One of the multiple choice answers was “Yes, it can be made just as secure as any balloting system.” This brings up the old adage, “we are all entitled to our own opinions, but we are not entitled to our own facts.” The simple fact is that Internet voting is possible – but it is definitely NOT as secure as some other balloting systems. This is not a matter of opinion, but a matter of fact. Votes cast over the Internet are easily subject to corruption in a number of different ways.
To illustrate this point, two colleagues, both former students, wrote simple software scripts that allowed us to vote multiple times in the paper’s opinion poll. We could have done this with repeated mouse clicks on the website, but the scripts allowed us to do it automatically, and by night’s end we had voted 60,000 times. The poll vendor’s website claims that it blocks repeated voting, but that claim is clearly not entirely true. We did not break in to change the totals. We did not breach the security of the Courier-Journal’s computers. We simply used programs instead of mouse clicks to vote on the poll website itself.
In one case, the script was a bash script that looped a specified number of times and issued a curl command. My colleague’s comment was:
I started by looking at the source code of the website, which is possible with any browser. The poll in question used a HTTP form to submit the result, and only using cookies to prevent duplicate voting. One quick Google search later, I was reading a website about how to submit form data with curl (a linux utility that allows you to send all kinds of HTTP requests from a shell). From there, it was a simple matter of tinkering with the curl command until it submitted the result I wanted, and then looping it to run a large number of times. Curl doesn’t store or use cookies unless you explicitly tell it to, so it avoided the poll’s duplicate voting system entirely.
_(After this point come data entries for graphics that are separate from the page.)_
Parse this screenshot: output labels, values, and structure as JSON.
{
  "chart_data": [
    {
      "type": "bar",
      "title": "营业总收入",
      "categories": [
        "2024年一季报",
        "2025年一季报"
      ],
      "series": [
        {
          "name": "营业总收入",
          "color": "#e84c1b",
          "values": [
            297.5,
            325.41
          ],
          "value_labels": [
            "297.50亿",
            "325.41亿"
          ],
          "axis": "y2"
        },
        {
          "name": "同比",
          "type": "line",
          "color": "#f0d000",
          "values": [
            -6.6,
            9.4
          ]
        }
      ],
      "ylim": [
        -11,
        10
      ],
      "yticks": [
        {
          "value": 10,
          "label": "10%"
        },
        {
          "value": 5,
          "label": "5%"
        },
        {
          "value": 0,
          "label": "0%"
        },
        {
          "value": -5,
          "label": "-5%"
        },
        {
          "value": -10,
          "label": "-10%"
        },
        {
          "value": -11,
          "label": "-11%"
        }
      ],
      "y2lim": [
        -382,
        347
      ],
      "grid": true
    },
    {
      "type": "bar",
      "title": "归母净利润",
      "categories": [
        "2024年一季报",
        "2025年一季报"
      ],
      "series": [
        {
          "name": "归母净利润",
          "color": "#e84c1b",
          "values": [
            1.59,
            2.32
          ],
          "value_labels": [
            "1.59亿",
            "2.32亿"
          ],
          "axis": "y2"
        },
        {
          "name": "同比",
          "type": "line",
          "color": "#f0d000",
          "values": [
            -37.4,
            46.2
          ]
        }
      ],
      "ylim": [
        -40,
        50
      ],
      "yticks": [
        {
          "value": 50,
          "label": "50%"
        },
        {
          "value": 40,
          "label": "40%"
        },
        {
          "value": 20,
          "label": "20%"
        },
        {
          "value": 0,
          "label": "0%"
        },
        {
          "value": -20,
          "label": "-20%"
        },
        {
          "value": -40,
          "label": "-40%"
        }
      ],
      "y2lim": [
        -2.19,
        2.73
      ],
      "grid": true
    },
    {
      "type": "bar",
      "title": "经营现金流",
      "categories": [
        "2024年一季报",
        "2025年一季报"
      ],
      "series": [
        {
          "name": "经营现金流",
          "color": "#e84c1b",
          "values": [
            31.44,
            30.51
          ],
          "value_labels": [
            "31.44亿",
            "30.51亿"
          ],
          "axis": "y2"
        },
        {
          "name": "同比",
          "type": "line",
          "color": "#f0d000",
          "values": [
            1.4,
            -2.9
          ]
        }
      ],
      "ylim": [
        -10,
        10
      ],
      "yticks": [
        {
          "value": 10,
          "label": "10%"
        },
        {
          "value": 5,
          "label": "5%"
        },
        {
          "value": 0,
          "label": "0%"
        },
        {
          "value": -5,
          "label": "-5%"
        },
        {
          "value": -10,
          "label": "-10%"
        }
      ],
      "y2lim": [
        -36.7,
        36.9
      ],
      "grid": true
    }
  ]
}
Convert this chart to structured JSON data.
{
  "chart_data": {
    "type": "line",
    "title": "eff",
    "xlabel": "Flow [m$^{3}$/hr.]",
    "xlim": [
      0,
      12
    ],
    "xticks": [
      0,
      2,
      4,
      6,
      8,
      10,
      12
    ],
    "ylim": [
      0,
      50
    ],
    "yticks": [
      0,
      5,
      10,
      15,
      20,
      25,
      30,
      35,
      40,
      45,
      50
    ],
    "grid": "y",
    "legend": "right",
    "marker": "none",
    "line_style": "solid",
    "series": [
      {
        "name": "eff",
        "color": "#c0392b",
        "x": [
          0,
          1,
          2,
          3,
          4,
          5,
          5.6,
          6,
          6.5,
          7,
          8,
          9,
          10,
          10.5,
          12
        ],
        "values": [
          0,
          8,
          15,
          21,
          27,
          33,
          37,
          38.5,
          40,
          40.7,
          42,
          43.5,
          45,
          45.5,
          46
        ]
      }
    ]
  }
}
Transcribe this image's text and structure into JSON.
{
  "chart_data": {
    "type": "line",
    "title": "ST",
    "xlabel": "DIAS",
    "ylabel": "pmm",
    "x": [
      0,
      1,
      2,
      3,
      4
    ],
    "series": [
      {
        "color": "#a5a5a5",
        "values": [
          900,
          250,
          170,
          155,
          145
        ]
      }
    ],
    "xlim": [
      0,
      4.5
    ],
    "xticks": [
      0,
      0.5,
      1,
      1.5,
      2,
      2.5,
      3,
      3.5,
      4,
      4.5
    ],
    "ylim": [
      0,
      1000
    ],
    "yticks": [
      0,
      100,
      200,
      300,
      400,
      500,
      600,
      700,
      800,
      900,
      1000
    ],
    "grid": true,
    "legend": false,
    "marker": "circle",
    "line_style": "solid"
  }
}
In the other case, what we had was a simple HTML script to enter data into the web form, and the script was run repeatedly with iMacros in Firefox.
Each of the scripts was done in about 30 minutes start to finish, and then run on four computers at home (2 + 1 + 1 for the three of us). When we started, just after dinner, the vote was 255 for, 90 against, and 146 “I’d have to be convinced”, with a handful of “no opinion” votes. By 10:30pm, we had collectively voted “no” about 9000 times. By Friday morning, we had voted more than 60,000 times and the poll was running 13 to 1 against.
This was a simple online poll that was easily compromised. Internet voting vendor software will be harder to compromise, but this shows that computer security is hard and claims must be proved. Before we entrust critical public functions such as voting to such software, the public deserves a solid demonstration that such claims are truly substantiated, and policy makers need to be schooled in a proper skepticism about computer security. That has not yet happened.
There is an irony in hacking an online poll about whether voting can be hacked. But it points to a much-needed dialogue between policy makers and computer security experts. Elections are too important to be entrusted, without proof, to the marketing hype of an Internet voting company. The nation’s real elections should be decided by the voters in the nation’s jurisdictions, not by whichever entity – foreign or domestic – happens to have the best software bots running on any given biennial Tuesday in November.